[Proposal] Bounty for high quality data science posts

  • Problem: Data science posts are scarce, because people are protecting their ideas
  • Proposal: Monthly bounty for the highest rated data science posts to incentivize sharing
  • Details: On a predefined schedule, the CoE will pay bounty for the best data science posts. “Like” count is a straightforward metric, but better recommendations are welcome.
  • Timeline: This could happen every month
  • Best-case outcome: The community receives a large number of high-quality data science posts and discussions, and the metamodel improves as a result
  • Worst-case outcome: People hide their ideas. People go for Like hunting.
  • Funding: 10 NMR / month

At Kaggle I saw a good deal of discussions on various data science topics. Most of them were specific enough to spark the idea and others can try it out, but generic enough so that others can’t copy it easily.

I understand that people are afraid of sharing ideas, because they want to protect their MMC.
However sharing generic ideas and methods do help others and improve the metamodel, while others are not going be able to copy the exact same code.
I’ve already shared many of my idea, and keep sharing. I would like to encourage others to share as well.

25 Likes

Would love to see more quality sharing. However the metric (like count) can easily be manipulated. It may not be a big problem if it is not the only metric.
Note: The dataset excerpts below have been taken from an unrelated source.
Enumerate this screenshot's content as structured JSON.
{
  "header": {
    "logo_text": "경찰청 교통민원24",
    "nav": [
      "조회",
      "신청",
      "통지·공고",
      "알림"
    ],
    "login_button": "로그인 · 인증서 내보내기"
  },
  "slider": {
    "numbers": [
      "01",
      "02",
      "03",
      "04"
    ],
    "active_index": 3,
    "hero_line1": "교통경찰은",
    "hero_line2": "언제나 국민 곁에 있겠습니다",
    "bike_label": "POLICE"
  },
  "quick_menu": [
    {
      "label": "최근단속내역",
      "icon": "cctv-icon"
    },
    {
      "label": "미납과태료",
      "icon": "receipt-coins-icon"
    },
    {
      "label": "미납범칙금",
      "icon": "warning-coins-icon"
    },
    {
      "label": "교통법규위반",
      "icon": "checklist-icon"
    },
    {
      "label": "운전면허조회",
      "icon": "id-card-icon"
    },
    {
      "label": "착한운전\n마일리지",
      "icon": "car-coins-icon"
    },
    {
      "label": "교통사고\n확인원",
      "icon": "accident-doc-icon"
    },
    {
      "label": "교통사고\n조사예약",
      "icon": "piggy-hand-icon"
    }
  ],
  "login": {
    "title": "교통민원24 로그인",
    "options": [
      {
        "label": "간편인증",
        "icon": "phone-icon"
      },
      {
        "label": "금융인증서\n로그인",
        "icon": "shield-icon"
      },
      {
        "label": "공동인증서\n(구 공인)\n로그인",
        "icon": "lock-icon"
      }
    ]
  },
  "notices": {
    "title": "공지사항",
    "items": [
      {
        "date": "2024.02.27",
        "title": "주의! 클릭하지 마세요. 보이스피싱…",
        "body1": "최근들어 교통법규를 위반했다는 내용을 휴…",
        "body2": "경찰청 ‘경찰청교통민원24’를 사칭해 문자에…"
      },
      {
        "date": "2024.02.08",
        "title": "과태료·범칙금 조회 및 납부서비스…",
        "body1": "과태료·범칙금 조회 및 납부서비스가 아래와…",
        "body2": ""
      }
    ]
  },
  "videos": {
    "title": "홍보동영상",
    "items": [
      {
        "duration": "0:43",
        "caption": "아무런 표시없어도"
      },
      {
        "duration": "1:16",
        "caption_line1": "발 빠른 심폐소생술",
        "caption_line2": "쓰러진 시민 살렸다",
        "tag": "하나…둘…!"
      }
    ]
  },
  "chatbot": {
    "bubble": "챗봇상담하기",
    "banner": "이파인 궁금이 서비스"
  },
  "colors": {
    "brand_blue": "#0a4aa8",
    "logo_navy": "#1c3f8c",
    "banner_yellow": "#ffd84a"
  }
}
One suggestion would be to have CoE reviews / rating / filter in addition to the raw like count.

Manual review by one member of the CoE would be best. But obviously it takes time.
Like count + a quick validity check would be something in the middle.

6 Likes

Bumping it up!
Did this proposal got any attention from CoE?

5 Likes

Hey, we are bumping this up. Im going trough the github board and cleaning things up a bit. Want to get this back out and discussed. As the writer of the newsletter, I’m thinking this could be a good idea to use that platform to create community data science posts and they could be 1) sent out using the newsletter email list in place AND/OR 2) create a new tab in the Numerbay site for posting these articles. With the big projects @richai has set up recently as well as some lengthy discussions in the rocketchat/forms, this could be a great place to have some community members write some articles for small bounties(maybe something like 250-500$ per article?) Thoughts everyone?

4 Likes

There are certainly ideas that are worth $500 or even more. And it’s great if people are encouraged to share them here.

However just an other simple guide on a common technique is not worth even half of it. Medium and Kaggle forums are full with them for free. They are free, because that is their fair value :slight_smile:

How are you going to judge, if an article is worth $500?
Any idea of decision criteria?

Very true. Im sort of thinking along the lines of very complex topics. For example something like the projects @richardcraib has discussed recently (yes I am aware that the bounty for his projects is coming from the Numerai side) Also, topics that could be more narrowed down specifically to Numerai data and Signals topics etc. that you would not find anywhere else. What were some of the topics you were thinking when writing this up 6 months ago if you remember off the top of your head?

As for payment, we have always settled for a blanket 50$ an hour rate converted to NMR at the time projects are completed so I can see these exceeding 500$ especially if a lot of time is involved writing which could be an issue but at the same time, the right topics and articles could be worth it as well. What do you think?

Strong solutions to Richard’s projects are worth probably $10k+
Nobody is going to share proven strong ideas without great rewards. But it’s helpful to have open discussion about various topic and their application on the Numerai dataset. These could spark good ideas in great minds.

I deliberately suggested 10NMR max per month, because it’s inherently hard to judge actual value of any shared idea. Some seemingly simple ideas could turn out to have great value if applied properly. And because something is super complicated it could still be junk.

I was thinking more about social recognition and encouragement of sharing ideas that may or may not work. Money is just a part of the game.

Like count is an easy measure of value.
Yes it can be abused, but if that 10 NMR is shared among the top 3 topics monthly, it’s not going to cause any problem or break the bank. Nor is it big enough sum to encourage any kind of abuse.

3 Likes

Strong solutions to Richard’s projects are worth probably $10k+

Very true!

A lot to think about here. Hopefully we get some more comments/thoughts

1 Like

As a new user of numerai, I think this would be extremely helpful. Having high quality data science posts would certainly help with onboarding, encouraging and retaining more users.

A prime example of this from my experience as a new user is @studym8’s Numerai youtube tutorial series. Decreasing the learning curve and ramping up expertise is paramount. How else will we get to the 100,000 data scientists contributing to numerai?

1 Like

Data science posts are scarce.

For me, the reasons are:

  1. I’m protecting my ideas
  2. My poor English :grin:
1 Like

@studym8’s youtube tutorial series was funded separately but any participant can submit high quality data science posts in the data science channel of the forums on advanced topics surrounding the tournament eg TC and FNCv3 studies etc. The CoE can payout, at their discretion, bounties for work above and beyond what would be considered a more normal post.

1 Like

Fantastic, thanks for letting me know of this possibility @aventurine

would be nice the CoE can make transparent what do you guys do to consider the merit of any DS related post, what are the quantitative and qualitative metrics that you might end up using, and how regular you actually do that? :slight_smile:

1 Like

I think you should be allowed to post high quality content in your native language, or at least a language which you are comfortable with and are also known by some competent people in this space - on top of my head, I think Japanese and Chinese(simplified/traditional) should be ok, probably the same with russian, latin and germanic language - the rest can be left to machine translation :slight_smile:

3 Likes

They are free, because that is their fair value

I get it but I’d like to disagree. I have two options every time I write something on medium. Either a paywall that will restrict new users from reading my posts or keep them open for all for free. I pretty much share all my ideas along with Colab notebooks in each blog. I go with second option always. I learned most for free, this is my way of contributing back regardless of like counts.

3 Likes